The Product Market Fit Lie
When I was pitching our startup many years ago, we’d hear product market fit as the excuse for not investing. “You haven’t reached product market fit yet”. It was a guise for some other reason that the investor couldn’t put their finger on… they might not have felt we were the entrepreneur type, our tech was boring to them, or they didn’t have enough to eat and lunch time was just after our pitch meeting.
After hundreds of pitches and now years of reflecting back, I can see that product market fit (let’s call it PMF) reason for not investing seems more like an excuse than ever before. There a few reasons for this:
- PMF is the last stage after extensive development. By the time there’s PMF, you’re seeing large growth and the opportunity to get in early has already been passed.
- Development needs to happen before a product is ready for PMF and that is usually before revenue. The investment is needed to develop the product that will see sales growth.
- When you’re seeing huge adoption, you can usually monetize it a way to turn the fly wheel and self fund. You’ll find gasoline to pour on a fire, so to speak. However, continuing with that metaphor, that’s a bad way to grow a fire.
Some clearer interpretations of when you hear “you haven’t seen PMF yet” are:
- I don’t believe the product you’re developing now will sell well or attract users.

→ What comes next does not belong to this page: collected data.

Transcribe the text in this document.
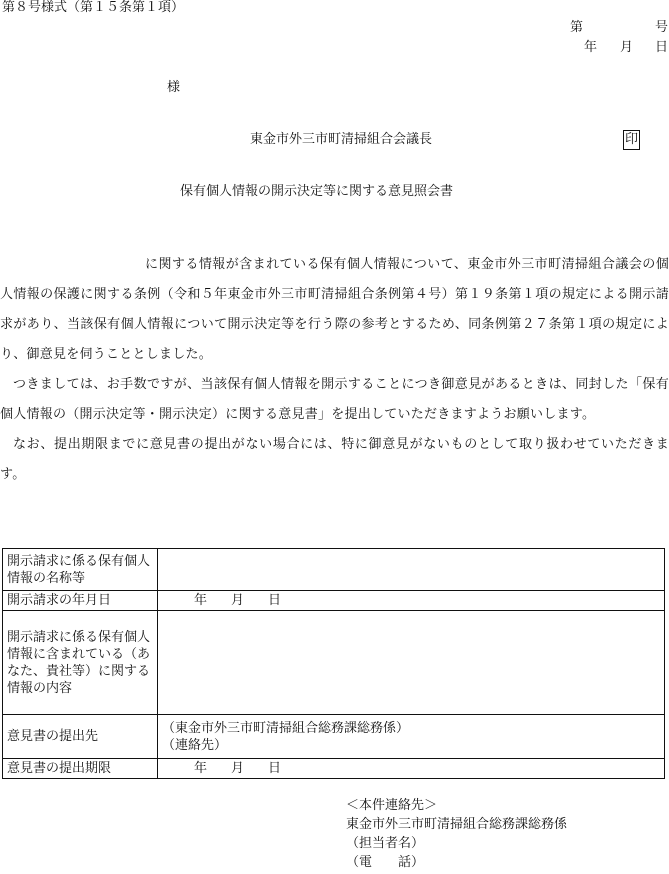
第８号様式（第１５条第１項）
第	号
年 月 日
様
東金市外三市町清掃組合会議長	印
保有個人情報の開示決定等に関する意見照会書

に関する情報が含まれている保有個人情報について、東金市外三市町清掃組合議会の個人情報の保護に関する条例（令和５年東金市外三市町清掃組合条例第４号）第１９条第１項の規定による開示請求があり、当該保有個人情報について開示決定等を行う際の参考とするため、同条例第２７条第１項の規定により、御意見を伺うこととしました。

つきましては、お手数ですが、当該保有個人情報を開示することにつき御意見があるときは、同封した「保有個人情報の（開示決定等・開示決定）に関する意見書」を提出していただきますようお願いします。

なお、提出期限までに意見書の提出がない場合には、特に御意見がないものとして取り扱わせていただきます。

開示請求に係る保有個人情報の名称等	
開示請求の年月日	年 月 日
開示請求に係る保有個人情報に含まれている（あなた、貴社等）に関する情報の内容	
意見書の提出先	（東金市外三市町清掃組合総務課総務係）
（連絡先）

意見書の提出期限	年 月 日
＜本件連絡先＞
東金市外三市町清掃組合総務課総務係
（担当者名）
（電　　話）
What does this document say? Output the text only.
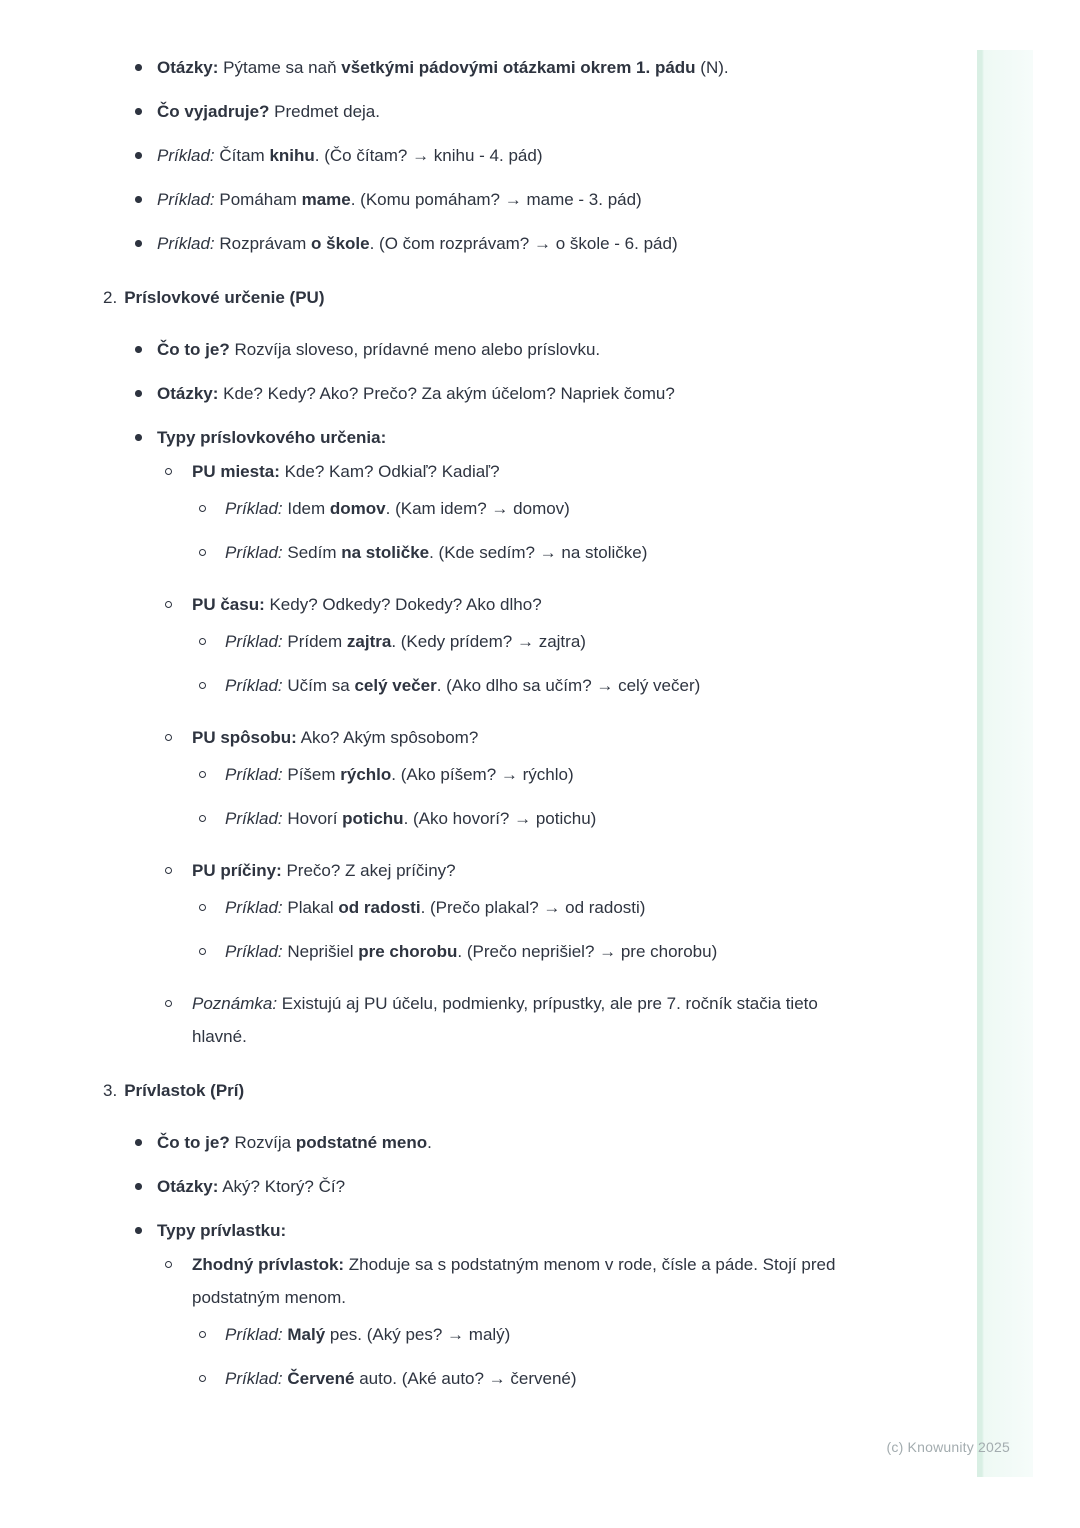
Otázky: Pýtame sa naň všetkými pádovými otázkami okrem 1. pádu (N).
Čo vyjadruje? Predmet deja.
Príklad: Čítam knihu. (Čo čítam? → knihu - 4. pád)
Príklad: Pomáham mame. (Komu pomáham? → mame - 3. pád)
Príklad: Rozprávam o škole. (O čom rozprávam? → o škole - 6. pád)
2. Príslovkové určenie (PU)
Čo to je? Rozvíja sloveso, prídavné meno alebo príslovku.
Otázky: Kde? Kedy? Ako? Prečo? Za akým účelom? Napriek čomu?
Typy príslovkového určenia:
PU miesta: Kde? Kam? Odkiaľ? Kadiaľ?
Príklad: Idem domov. (Kam idem? → domov)
Príklad: Sedím na stoličke. (Kde sedím? → na stoličke)
PU času: Kedy? Odkedy? Dokedy? Ako dlho?
Príklad: Prídem zajtra. (Kedy prídem? → zajtra)
Príklad: Učím sa celý večer. (Ako dlho sa učím? → celý večer)
PU spôsobu: Ako? Akým spôsobom?
Príklad: Píšem rýchlo. (Ako píšem? → rýchlo)
Príklad: Hovorí potichu. (Ako hovorí? → potichu)
PU príčiny: Prečo? Z akej príčiny?
Príklad: Plakal od radosti. (Prečo plakal? → od radosti)
Príklad: Neprišiel pre chorobu. (Prečo neprišiel? → pre chorobu)
Poznámka: Existujú aj PU účelu, podmienky, prípustky, ale pre 7. ročník stačia tieto hlavné.
3. Prívlastok (Prí)
Čo to je? Rozvíja podstatné meno.
Otázky: Aký? Ktorý? Čí?
Typy prívlastku:
Zhodný prívlastok: Zhoduje sa s podstatným menom v rode, čísle a páde. Stojí pred podstatným menom.
Príklad: Malý pes. (Aký pes? → malý)
Príklad: Červené auto. (Aké auto? → červené)
(c) Knowunity 2025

- By now, what you’ve developed should already be selling well if it’s really so great and will change the world.
- Your current development team or funding doesn’t give you the capability to develop the product that should be well received by the market.
For the first two bullet points, a pivot might be able to address those concerns. For the last bullet, new team members and funding can address this. When you hear PMF as the excuse for why an investor doesn’t want to invest, you can ask them to clarify which of the above they mean.